И вспомнились ему его думы о Маше. А у ней и этого даже нет… А ее мать, это страшное, замученное животное? А вся эта глухая лесная деревенька с серыми молчаливыми лесовиками? Он еще богат в сравнении с ними… А-а, все эти рассуждения – болтовня одна! Сердце тоскует по солнечной жизни, сердце плачет по невозвратному, сердце зовет милую, а кругом никого и ничего нет…

В обед Константин подал ему свою лохматую, белую, всю в каких-то зеленых пятнах лошаденку…

– Ну, прощай, старуха… Вот тебе на блины… – говорил Николай Дмитриевич. – Прощай, Маша, – это тебе на платье… Прощайте…

– Спасибо, Миколай Митрич… – стыдливо проговорила Маша, глядя на него своими застенчивыми серыми глазами.

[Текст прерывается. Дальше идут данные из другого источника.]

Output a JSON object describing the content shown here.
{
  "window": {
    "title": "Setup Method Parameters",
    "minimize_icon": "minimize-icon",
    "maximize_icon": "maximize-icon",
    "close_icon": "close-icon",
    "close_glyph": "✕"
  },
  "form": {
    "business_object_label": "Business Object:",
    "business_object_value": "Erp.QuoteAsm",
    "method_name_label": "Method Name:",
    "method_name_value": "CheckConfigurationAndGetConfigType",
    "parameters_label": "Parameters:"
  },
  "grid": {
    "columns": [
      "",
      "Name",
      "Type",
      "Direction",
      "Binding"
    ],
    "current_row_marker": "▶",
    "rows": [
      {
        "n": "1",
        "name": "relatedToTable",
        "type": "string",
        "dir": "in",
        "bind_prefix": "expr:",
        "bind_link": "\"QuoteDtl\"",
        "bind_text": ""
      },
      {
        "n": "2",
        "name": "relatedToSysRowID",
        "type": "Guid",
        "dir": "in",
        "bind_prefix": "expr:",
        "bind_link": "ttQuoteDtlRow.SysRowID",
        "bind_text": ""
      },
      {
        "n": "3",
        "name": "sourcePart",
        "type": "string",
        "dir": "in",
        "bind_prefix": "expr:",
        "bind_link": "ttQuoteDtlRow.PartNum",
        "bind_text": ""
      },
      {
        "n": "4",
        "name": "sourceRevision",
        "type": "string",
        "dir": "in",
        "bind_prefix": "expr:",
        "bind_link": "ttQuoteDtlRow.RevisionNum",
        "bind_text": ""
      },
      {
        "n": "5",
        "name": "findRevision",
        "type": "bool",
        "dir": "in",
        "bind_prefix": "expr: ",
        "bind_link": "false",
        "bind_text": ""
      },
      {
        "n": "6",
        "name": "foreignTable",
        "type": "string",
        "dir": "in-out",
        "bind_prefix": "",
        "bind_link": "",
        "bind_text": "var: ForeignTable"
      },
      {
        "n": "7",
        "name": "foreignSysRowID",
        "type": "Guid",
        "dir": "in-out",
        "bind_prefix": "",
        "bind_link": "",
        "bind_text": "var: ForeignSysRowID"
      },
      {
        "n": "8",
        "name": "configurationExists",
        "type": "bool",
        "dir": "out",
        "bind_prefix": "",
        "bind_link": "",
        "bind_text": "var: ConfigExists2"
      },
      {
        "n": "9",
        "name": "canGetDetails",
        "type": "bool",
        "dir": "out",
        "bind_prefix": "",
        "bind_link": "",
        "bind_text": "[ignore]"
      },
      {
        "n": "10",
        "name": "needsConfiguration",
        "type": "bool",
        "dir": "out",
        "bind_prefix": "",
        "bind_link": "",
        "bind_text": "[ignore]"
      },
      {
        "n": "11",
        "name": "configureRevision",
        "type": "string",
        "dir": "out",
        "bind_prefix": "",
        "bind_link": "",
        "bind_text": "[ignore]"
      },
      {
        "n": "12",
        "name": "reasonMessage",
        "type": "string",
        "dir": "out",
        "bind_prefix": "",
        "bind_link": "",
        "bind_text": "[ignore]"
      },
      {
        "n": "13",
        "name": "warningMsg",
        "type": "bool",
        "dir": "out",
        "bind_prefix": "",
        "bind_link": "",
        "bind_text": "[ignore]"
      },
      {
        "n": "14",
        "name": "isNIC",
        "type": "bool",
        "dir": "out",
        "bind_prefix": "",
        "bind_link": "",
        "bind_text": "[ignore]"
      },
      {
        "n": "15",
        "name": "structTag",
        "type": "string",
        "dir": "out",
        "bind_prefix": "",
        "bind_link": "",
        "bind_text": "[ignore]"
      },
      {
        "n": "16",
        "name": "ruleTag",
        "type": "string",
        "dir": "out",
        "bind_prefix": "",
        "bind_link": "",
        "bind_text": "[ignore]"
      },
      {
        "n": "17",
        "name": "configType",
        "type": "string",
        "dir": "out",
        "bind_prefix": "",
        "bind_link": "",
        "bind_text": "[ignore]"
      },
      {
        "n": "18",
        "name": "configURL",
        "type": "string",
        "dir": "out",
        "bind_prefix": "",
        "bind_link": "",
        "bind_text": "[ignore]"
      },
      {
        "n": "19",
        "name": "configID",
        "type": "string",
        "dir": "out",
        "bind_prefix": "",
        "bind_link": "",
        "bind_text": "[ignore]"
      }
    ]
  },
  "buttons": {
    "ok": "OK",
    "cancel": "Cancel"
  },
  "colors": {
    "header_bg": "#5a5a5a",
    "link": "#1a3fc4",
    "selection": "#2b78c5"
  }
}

«Вот такое небо бывает летом в серенькие дни…» – подумал Николай Дмитриевич про ее глаза, и ему стало грустно, что он уезжает. И снова зашипел под колесами песок, и пошла мимо тарантаса безмолвная, неисчислимая рать старых сосен и елей, и образ Лидочки, смутный, едва уловимый, вился вкруг него в солнечной пахучей тишине бора, и в душе все стояла и не проходила глубокая грусть-тоска…

– Ну что, не опоздали? – спросил он встретившего его бронзового рыбака с огненной бородой.

– Никак нет, барин. В самый раз… – отвечал тот. – Сичас мелькурьевский пойдет, а там «Самолет», а за ним – кашинский…

Тихий золотой вечер сиял над призатихшей Волгой. Было так тихо, так светло-зеркально как-то, хорошо, что верилось, что счастье – вот, только руку протянуть. И захотелось счастья всем людям.

– Ну-ка, поди сюда, Константин… – поманил Николай Дмитриевич лесовика в сторону. – Ну, вот держи, это тебе на корову… Ну-ну-ну… – строго прикрикнул он, заметив движение изумленного Константина броситься в ноги. – Сколько раз я тебе говорил…

– Ну, покорно благодарим, Миколай Митрич. Дай тебе Бог… – говорил тот, все еще едва веря себе. – Отслужу, даст Бог…

И его темные лесные глава светились новым просветленным выражением…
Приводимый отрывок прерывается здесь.